Typically, the compiler warns if you use Result
before giving it a value, but this is not reliable.
For example…
procedure Work(var z: Integer);
begin
end;
function Compute: Integer;
begin
Work(Result);
Writeln(Result);
Result := 0;
end;
Above, Compute writes a random number,
but the code is warning-free.
Tusk addresses this issue in a simple manner:
Result is always zero-initialized.
In Tusk, a property (of an interface) can be used anywhere
a value of that type would be expected.
This includes taking the address of a property
or passing a property by reference
(to a var parameter).
For example…
// IEmployee has a read/write Name property
var Emp: IEmployee;
Emp.Name := 'Joe Cool';
Writeln(Emp.Name);
var p: ^string := @Emp.Name;
p^ := 'Jane Smith';
Writeln(p^);
procedure ChangeStr(var s: string);
begin
s := 'Wilma Flitstone';
end;
ChangeStr(Emp.Name);
The above works fine in Tusk,
even though most of it wouldn't work in Delphi.
For array properties, the above discussion applies
to individual elements of the array property…
var List: IVariantList := [4,5,6];
Writeln(List.Items[1]);
Writeln(List[2]);
var p: ^Variant := @List.Items[0];
p^ := 888;
Writeln(p^);
procedure ChangeVar(var v: Variant);
begin
v := 333;
end;
ChangeVar(List[1]);
For certain array properties,
Tusk supports pointer math…
var List: IVariantList := [4,5,6];
var p: ^Variant := @List.Items[0];
while InBounds(p) do begin
Writeln(p^);
Inc(p);
end;
To enable pointer math on an array property,
use the [TuskArray] attribute.
For example, here's how IReadOnlyVector
is exposed (in the unit Tusk_GenUtil)…
Tusk_IReadOnlyVector = class
public
Obj: IReadOnlyVector;
function get_Items(i: Integer): Variant;
[TuskArray('Count')]
property Items[i: Integer]: Variant
read get_Items; default;
function get_First: Variant;
function get_Last: Variant;
property First: Variant read get_First;
property Last: Variant read get_Last;
end;
The [TuskArray] attribute is only supported
on indexed properties with a single index parameter,
which must be an integer type.
The [TuskArray] attribute takes an argument,
as shown above, a string specifying the name of
the property that indicates the element count
for the array property.
This argument defaults to "Count",
so the above is actually written as follows…
[TuskArray]
property Items[i: Integer]: Variant
read get_Items; default;
The count property (whatever it is called)

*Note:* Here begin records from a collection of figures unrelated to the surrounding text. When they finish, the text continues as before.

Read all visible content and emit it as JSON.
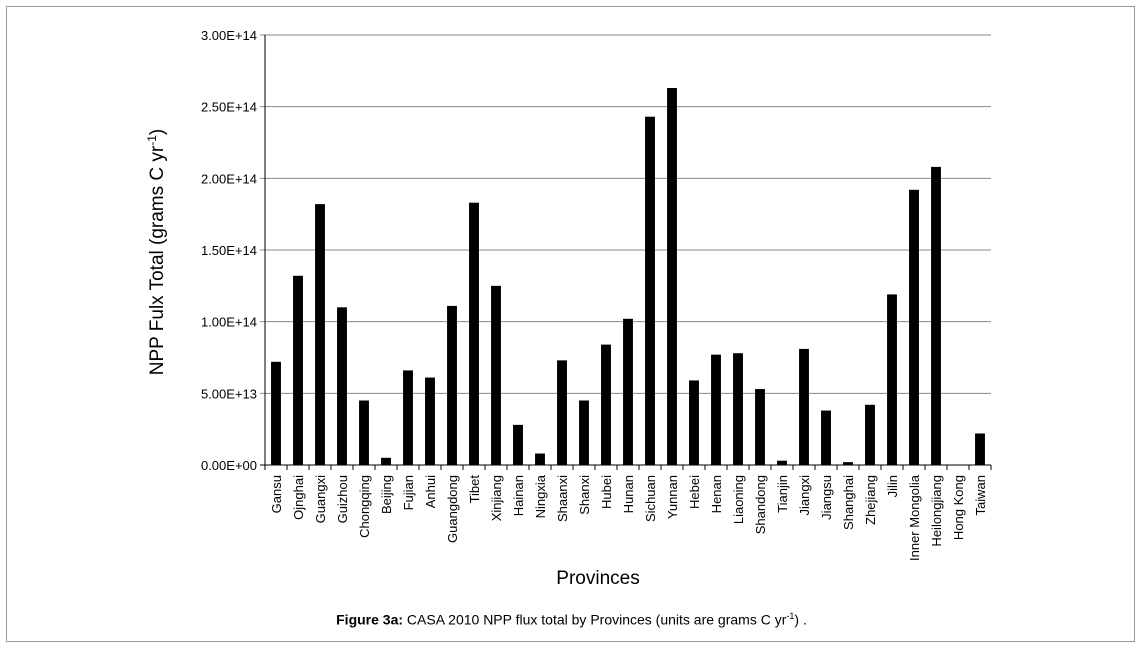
{
  "chart_data": {
    "type": "bar",
    "title": "",
    "xlabel": "Provinces",
    "ylabel_main": "NPP Fulx Total (grams C yr",
    "ylabel_sup": "-1",
    "ylabel_end": ")",
    "ylim": [
      0,
      300000000000000
    ],
    "yticks": [
      {
        "value": 0,
        "label": "0.00E+00"
      },
      {
        "value": 50000000000000,
        "label": "5.00E+13"
      },
      {
        "value": 100000000000000,
        "label": "1.00E+14"
      },
      {
        "value": 150000000000000,
        "label": "1.50E+14"
      },
      {
        "value": 200000000000000,
        "label": "2.00E+14"
      },
      {
        "value": 250000000000000,
        "label": "2.50E+14"
      },
      {
        "value": 300000000000000,
        "label": "3.00E+14"
      }
    ],
    "grid": true,
    "bar_color": "#000000",
    "categories": [
      "Gansu",
      "Ojnghai",
      "Guangxi",
      "Guizhou",
      "Chongqing",
      "Beijing",
      "Fujian",
      "Anhui",
      "Guangdong",
      "Tibet",
      "Xinjiang",
      "Hainan",
      "Ningxia",
      "Shaanxi",
      "Shanxi",
      "Hubei",
      "Hunan",
      "Sichuan",
      "Yunnan",
      "Hebei",
      "Henan",
      "Liaoning",
      "Shandong",
      "Tianjin",
      "Jiangxi",
      "Jiangsu",
      "Shanghai",
      "Zhejiang",
      "Jilin",
      "Inner Mongolia",
      "Heilongjiang",
      "Hong Kong",
      "Taiwan"
    ],
    "values": [
      72000000000000,
      132000000000000,
      182000000000000,
      110000000000000,
      45000000000000,
      5000000000000,
      66000000000000,
      61000000000000,
      111000000000000,
      183000000000000,
      125000000000000,
      28000000000000,
      8000000000000,
      73000000000000,
      45000000000000,
      84000000000000,
      102000000000000,
      243000000000000,
      263000000000000,
      59000000000000,
      77000000000000,
      78000000000000,
      53000000000000,
      3000000000000,
      81000000000000,
      38000000000000,
      2000000000000,
      42000000000000,
      119000000000000,
      192000000000000,
      208000000000000,
      0,
      22000000000000
    ]
  },
  "caption": {
    "label": "Figure 3a:",
    "text": " CASA 2010 NPP flux total by Provinces (units are grams C yr",
    "sup": "-1",
    "end": ") ."
  }
}
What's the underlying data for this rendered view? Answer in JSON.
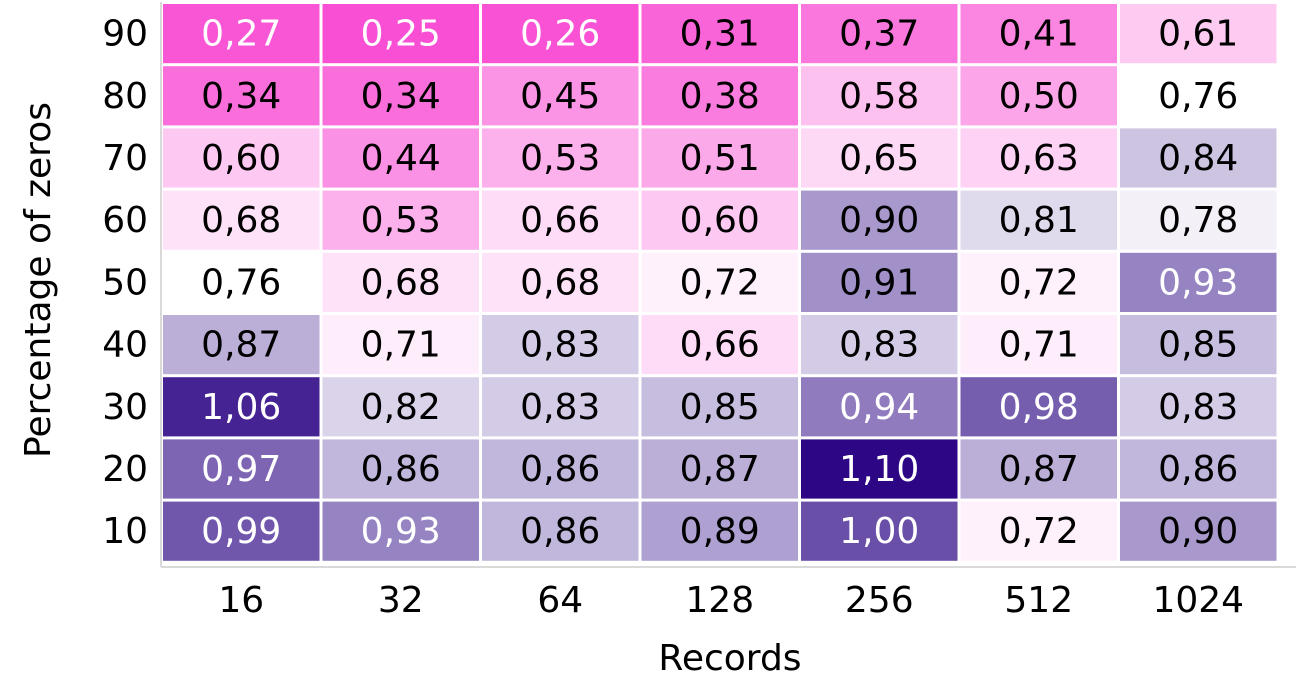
{
  "chart_data": {
    "type": "heatmap",
    "title": "",
    "xlabel": "Records",
    "ylabel": "Percentage of zeros",
    "x": [
      "16",
      "32",
      "64",
      "128",
      "256",
      "512",
      "1024"
    ],
    "y": [
      "90",
      "80",
      "70",
      "60",
      "50",
      "40",
      "30",
      "20",
      "10"
    ],
    "values": [
      [
        0.27,
        0.25,
        0.26,
        0.31,
        0.37,
        0.41,
        0.61
      ],
      [
        0.34,
        0.34,
        0.45,
        0.38,
        0.58,
        0.5,
        0.76
      ],
      [
        0.6,
        0.44,
        0.53,
        0.51,
        0.65,
        0.63,
        0.84
      ],
      [
        0.68,
        0.53,
        0.66,
        0.6,
        0.9,
        0.81,
        0.78
      ],
      [
        0.76,
        0.68,
        0.68,
        0.72,
        0.91,
        0.72,
        0.93
      ],
      [
        0.87,
        0.71,
        0.83,
        0.66,
        0.83,
        0.71,
        0.85
      ],
      [
        1.06,
        0.82,
        0.83,
        0.85,
        0.94,
        0.98,
        0.83
      ],
      [
        0.97,
        0.86,
        0.86,
        0.87,
        1.1,
        0.87,
        0.86
      ],
      [
        0.99,
        0.93,
        0.86,
        0.89,
        1.0,
        0.72,
        0.9
      ]
    ],
    "labels": [
      [
        "0,27",
        "0,25",
        "0,26",
        "0,31",
        "0,37",
        "0,41",
        "0,61"
      ],
      [
        "0,34",
        "0,34",
        "0,45",
        "0,38",
        "0,58",
        "0,50",
        "0,76"
      ],
      [
        "0,60",
        "0,44",
        "0,53",
        "0,51",
        "0,65",
        "0,63",
        "0,84"
      ],
      [
        "0,68",
        "0,53",
        "0,66",
        "0,60",
        "0,90",
        "0,81",
        "0,78"
      ],
      [
        "0,76",
        "0,68",
        "0,68",
        "0,72",
        "0,91",
        "0,72",
        "0,93"
      ],
      [
        "0,87",
        "0,71",
        "0,83",
        "0,66",
        "0,83",
        "0,71",
        "0,85"
      ],
      [
        "1,06",
        "0,82",
        "0,83",
        "0,85",
        "0,94",
        "0,98",
        "0,83"
      ],
      [
        "0,97",
        "0,86",
        "0,86",
        "0,87",
        "1,10",
        "0,87",
        "0,86"
      ],
      [
        "0,99",
        "0,93",
        "0,86",
        "0,89",
        "1,00",
        "0,72",
        "0,90"
      ]
    ],
    "color_scale": {
      "low": "#f94fd4",
      "mid": "#ffffff",
      "mid_value": 0.76,
      "high": "#2c0684",
      "vmin": 0.25,
      "vmax": 1.1
    }
  }
}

must also be an integer type,
and may (as in this example)
be defined in the class that exposes an ancestor type
(Tusk_IReadOnlyVector, in this case).
In Tusk, expressions of type Variant support the dot operator
(requiring the value to support IAssociation)…
var v: Variant := Something;
Writeln(v.x); // TType.VarAs<IAssociation>(v)['x']

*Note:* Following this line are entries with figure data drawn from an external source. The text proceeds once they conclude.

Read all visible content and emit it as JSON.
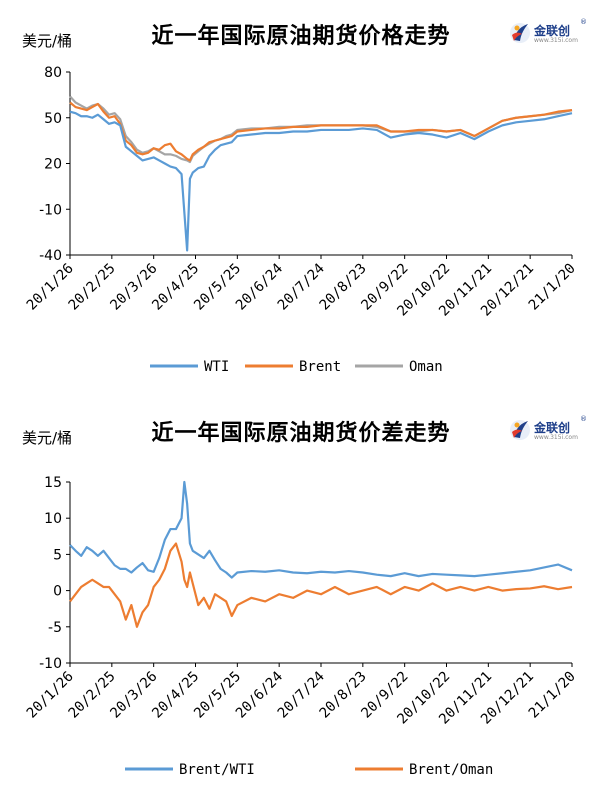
{
  "charts": [
    {
      "unit": "美元/桶",
      "title": "近一年国际原油期货价格走势",
      "logo": {
        "name": "金联创",
        "sub": "www.315i.com"
      },
      "chart_data": {
        "type": "line",
        "ylim": [
          -40,
          80
        ],
        "yticks": [
          "80",
          "50",
          "20",
          "-10",
          "-40"
        ],
        "categories": [
          "20/1/26",
          "20/2/25",
          "20/3/26",
          "20/4/25",
          "20/5/25",
          "20/6/24",
          "20/7/24",
          "20/8/23",
          "20/9/22",
          "20/10/22",
          "20/11/21",
          "20/12/21",
          "21/1/20"
        ],
        "x": [
          0,
          4,
          8,
          12,
          16,
          20,
          24,
          28,
          32,
          36,
          40,
          44,
          48,
          52,
          56,
          60,
          64,
          68,
          72,
          76,
          80,
          84,
          86,
          88,
          92,
          96,
          100,
          104,
          108,
          112,
          116,
          120,
          130,
          140,
          150,
          160,
          170,
          180,
          190,
          200,
          210,
          220,
          230,
          240,
          250,
          260,
          270,
          280,
          290,
          300,
          310,
          320,
          330,
          340,
          350,
          360
        ],
        "series": [
          {
            "name": "WTI",
            "color": "#5b9bd5",
            "values": [
              54,
              53,
              51,
              51,
              50,
              52,
              49,
              46,
              47,
              45,
              31,
              28,
              25,
              22,
              23,
              24,
              22,
              20,
              18,
              17,
              13,
              -37,
              10,
              14,
              17,
              18,
              25,
              29,
              32,
              33,
              34,
              38,
              39,
              40,
              40,
              41,
              41,
              42,
              42,
              42,
              43,
              42,
              37,
              39,
              40,
              39,
              37,
              40,
              36,
              41,
              45,
              47,
              48,
              49,
              51,
              53
            ]
          },
          {
            "name": "Brent",
            "color": "#ed7d31",
            "values": [
              60,
              57,
              56,
              55,
              57,
              59,
              54,
              50,
              51,
              46,
              35,
              32,
              27,
              26,
              27,
              30,
              29,
              32,
              33,
              28,
              26,
              23,
              22,
              26,
              29,
              31,
              34,
              35,
              36,
              37,
              38,
              41,
              42,
              43,
              43,
              44,
              44,
              45,
              45,
              45,
              45,
              45,
              41,
              41,
              42,
              42,
              41,
              42,
              38,
              43,
              48,
              50,
              51,
              52,
              54,
              55
            ]
          },
          {
            "name": "Oman",
            "color": "#a5a5a5",
            "values": [
              64,
              60,
              58,
              56,
              58,
              59,
              56,
              52,
              53,
              49,
              38,
              34,
              29,
              27,
              28,
              30,
              28,
              26,
              26,
              25,
              23,
              22,
              21,
              25,
              28,
              31,
              33,
              35,
              36,
              38,
              39,
              42,
              43,
              43,
              44,
              44,
              45,
              45,
              45,
              45,
              45,
              44,
              41,
              41,
              41,
              42,
              41,
              42,
              38,
              43,
              48,
              50,
              51,
              52,
              53,
              55
            ]
          }
        ]
      }
    },
    {
      "unit": "美元/桶",
      "title": "近一年国际原油期货价差走势",
      "logo": {
        "name": "金联创",
        "sub": "www.315i.com"
      },
      "chart_data": {
        "type": "line",
        "ylim": [
          -10,
          15
        ],
        "yticks": [
          "15",
          "10",
          "5",
          "0",
          "-5",
          "-10"
        ],
        "categories": [
          "20/1/26",
          "20/2/25",
          "20/3/26",
          "20/4/25",
          "20/5/25",
          "20/6/24",
          "20/7/24",
          "20/8/23",
          "20/9/22",
          "20/10/22",
          "20/11/21",
          "20/12/21",
          "21/1/20"
        ],
        "x": [
          0,
          4,
          8,
          12,
          16,
          20,
          24,
          28,
          32,
          36,
          40,
          44,
          48,
          52,
          56,
          60,
          64,
          68,
          72,
          76,
          80,
          82,
          84,
          86,
          88,
          92,
          96,
          100,
          104,
          108,
          112,
          116,
          120,
          130,
          140,
          150,
          160,
          170,
          180,
          190,
          200,
          210,
          220,
          230,
          240,
          250,
          260,
          270,
          280,
          290,
          300,
          310,
          320,
          330,
          340,
          350,
          360
        ],
        "series": [
          {
            "name": "Brent/WTI",
            "color": "#5b9bd5",
            "values": [
              6.3,
              5.5,
              4.8,
              6.0,
              5.5,
              4.8,
              5.5,
              4.5,
              3.5,
              3.0,
              3.0,
              2.5,
              3.2,
              3.8,
              2.8,
              2.6,
              4.5,
              7.0,
              8.5,
              8.5,
              10.0,
              15,
              12.0,
              6.5,
              5.5,
              5.0,
              4.5,
              5.5,
              4.2,
              3.0,
              2.5,
              1.8,
              2.5,
              2.7,
              2.6,
              2.8,
              2.5,
              2.4,
              2.6,
              2.5,
              2.7,
              2.5,
              2.2,
              2.0,
              2.4,
              2.0,
              2.3,
              2.2,
              2.1,
              2.0,
              2.2,
              2.4,
              2.6,
              2.8,
              3.2,
              3.6,
              2.8
            ]
          },
          {
            "name": "Brent/Oman",
            "color": "#ed7d31",
            "values": [
              -1.5,
              -0.5,
              0.5,
              1.0,
              1.5,
              1.0,
              0.5,
              0.5,
              -0.5,
              -1.5,
              -4.0,
              -2.0,
              -5.0,
              -3.0,
              -2.0,
              0.5,
              1.5,
              3.0,
              5.5,
              6.5,
              4.0,
              1.5,
              0.5,
              2.5,
              1.0,
              -2.0,
              -1.0,
              -2.5,
              -0.5,
              -1.0,
              -1.5,
              -3.5,
              -2.0,
              -1.0,
              -1.5,
              -0.5,
              -1.0,
              0.0,
              -0.5,
              0.5,
              -0.5,
              0.0,
              0.5,
              -0.5,
              0.5,
              0.0,
              1.0,
              0.0,
              0.5,
              0.0,
              0.5,
              0.0,
              0.2,
              0.3,
              0.6,
              0.2,
              0.5
            ]
          }
        ]
      }
    }
  ]
}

Similarly, Variant expressions support the square bracket
operator for IAssociation and IReadOnlyVector objects…
var v: Variant := SomeAssociation;
Writeln(v['y']); // TType.VarAs<IAssociation>(v)['y']
var w: Variant := SomeList;
Writeln(w[2]); // TType.VarAs<IReadOnlyVector>(w)[2]

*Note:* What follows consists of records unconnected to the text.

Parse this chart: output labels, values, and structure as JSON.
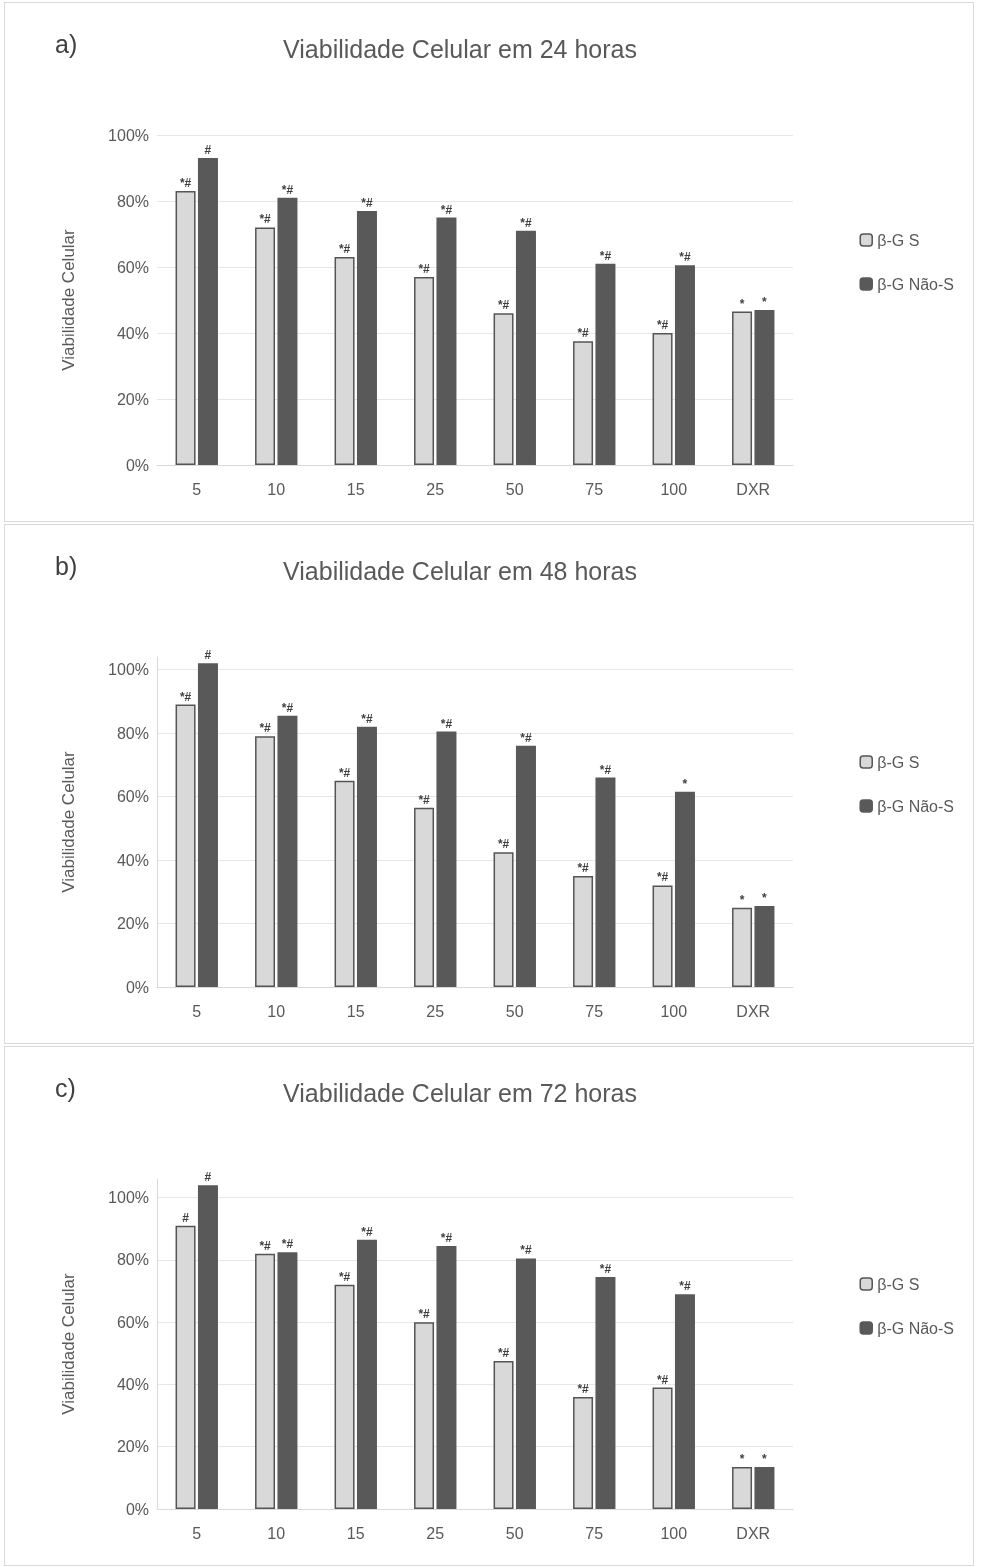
{
  "chart_data": [
    {
      "type": "bar",
      "title": "Viabilidade Celular em 24 horas",
      "ylabel": "Viabilidade Celular",
      "annotations": [
        "a)"
      ],
      "categories": [
        "5",
        "10",
        "15",
        "25",
        "50",
        "75",
        "100",
        "DXR"
      ],
      "ylim": [
        0,
        100
      ],
      "yticks": [
        {
          "value": 0,
          "label": "0%"
        },
        {
          "value": 20,
          "label": "20%"
        },
        {
          "value": 40,
          "label": "40%"
        },
        {
          "value": 60,
          "label": "60%"
        },
        {
          "value": 80,
          "label": "80%"
        },
        {
          "value": 100,
          "label": "100%"
        }
      ],
      "grid": "y",
      "legend": "right",
      "series": [
        {
          "name": "β-G S",
          "color": "#d9d9d9",
          "values": [
            83,
            72,
            63,
            57,
            46,
            37.5,
            40,
            46.5
          ],
          "value_labels": [
            "*#",
            "*#",
            "*#",
            "*#",
            "*#",
            "*#",
            "*#",
            "*"
          ]
        },
        {
          "name": "β-G Não-S",
          "color": "#595959",
          "values": [
            93,
            81,
            77,
            75,
            71,
            61,
            60.5,
            47
          ],
          "value_labels": [
            "#",
            "*#",
            "*#",
            "*#",
            "*#",
            "*#",
            "*#",
            "*"
          ]
        }
      ]
    },
    {
      "type": "bar",
      "title": "Viabilidade Celular em 48 horas",
      "ylabel": "Viabilidade Celular",
      "annotations": [
        "b)"
      ],
      "categories": [
        "5",
        "10",
        "15",
        "25",
        "50",
        "75",
        "100",
        "DXR"
      ],
      "ylim": [
        0,
        104
      ],
      "yticks": [
        {
          "value": 0,
          "label": "0%"
        },
        {
          "value": 20,
          "label": "20%"
        },
        {
          "value": 40,
          "label": "40%"
        },
        {
          "value": 60,
          "label": "60%"
        },
        {
          "value": 80,
          "label": "80%"
        },
        {
          "value": 100,
          "label": "100%"
        }
      ],
      "grid": "y",
      "legend": "right",
      "series": [
        {
          "name": "β-G S",
          "color": "#d9d9d9",
          "values": [
            89,
            79,
            65,
            56.5,
            42.5,
            35,
            32,
            25
          ],
          "value_labels": [
            "*#",
            "*#",
            "*#",
            "*#",
            "*#",
            "*#",
            "*#",
            "*"
          ]
        },
        {
          "name": "β-G Não-S",
          "color": "#595959",
          "values": [
            102,
            85.5,
            82,
            80.5,
            76,
            66,
            61.5,
            25.5
          ],
          "value_labels": [
            "#",
            "*#",
            "*#",
            "*#",
            "*#",
            "*#",
            "*",
            "*"
          ]
        }
      ]
    },
    {
      "type": "bar",
      "title": "Viabilidade Celular em 72 horas",
      "ylabel": "Viabilidade Celular",
      "annotations": [
        "c)"
      ],
      "categories": [
        "5",
        "10",
        "15",
        "25",
        "50",
        "75",
        "100",
        "DXR"
      ],
      "ylim": [
        0,
        106
      ],
      "yticks": [
        {
          "value": 0,
          "label": "0%"
        },
        {
          "value": 20,
          "label": "20%"
        },
        {
          "value": 40,
          "label": "40%"
        },
        {
          "value": 60,
          "label": "60%"
        },
        {
          "value": 80,
          "label": "80%"
        },
        {
          "value": 100,
          "label": "100%"
        }
      ],
      "grid": "y",
      "legend": "right",
      "series": [
        {
          "name": "β-G S",
          "color": "#d9d9d9",
          "values": [
            91,
            82,
            72,
            60,
            47.5,
            36,
            39,
            13.5
          ],
          "value_labels": [
            "#",
            "*#",
            "*#",
            "*#",
            "*#",
            "*#",
            "*#",
            "*"
          ]
        },
        {
          "name": "β-G Não-S",
          "color": "#595959",
          "values": [
            104,
            82.5,
            86.5,
            84.5,
            80.5,
            74.5,
            69,
            13.5
          ],
          "value_labels": [
            "#",
            "*#",
            "*#",
            "*#",
            "*#",
            "*#",
            "*#",
            "*"
          ]
        }
      ]
    }
  ]
}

Tusk offers a built-in type, IDotBag,
which is assignment-compatible with IAssociation.
IDotBag does not expose any properties or methods of
IAssociation or its ancestor interfaces.
Instead, IDotBag allows you to access the default array
property of IAssociation using the dot
or square bracket operators…
var s := 'z';
var a: IAssociation := Something;
Writeln(a['x'] + a['y'] + a[s]);
var b: IDotBag := a;
Writeln(b.x + b.y + b[s]);
In this way, IDotBag is similar to Variant,
but it is more restrictive because IDotBag
is still an interface, so (unlike Variant)
it cannot be used with arithmetic operators,
doesn't implicitly convert to other types, etc.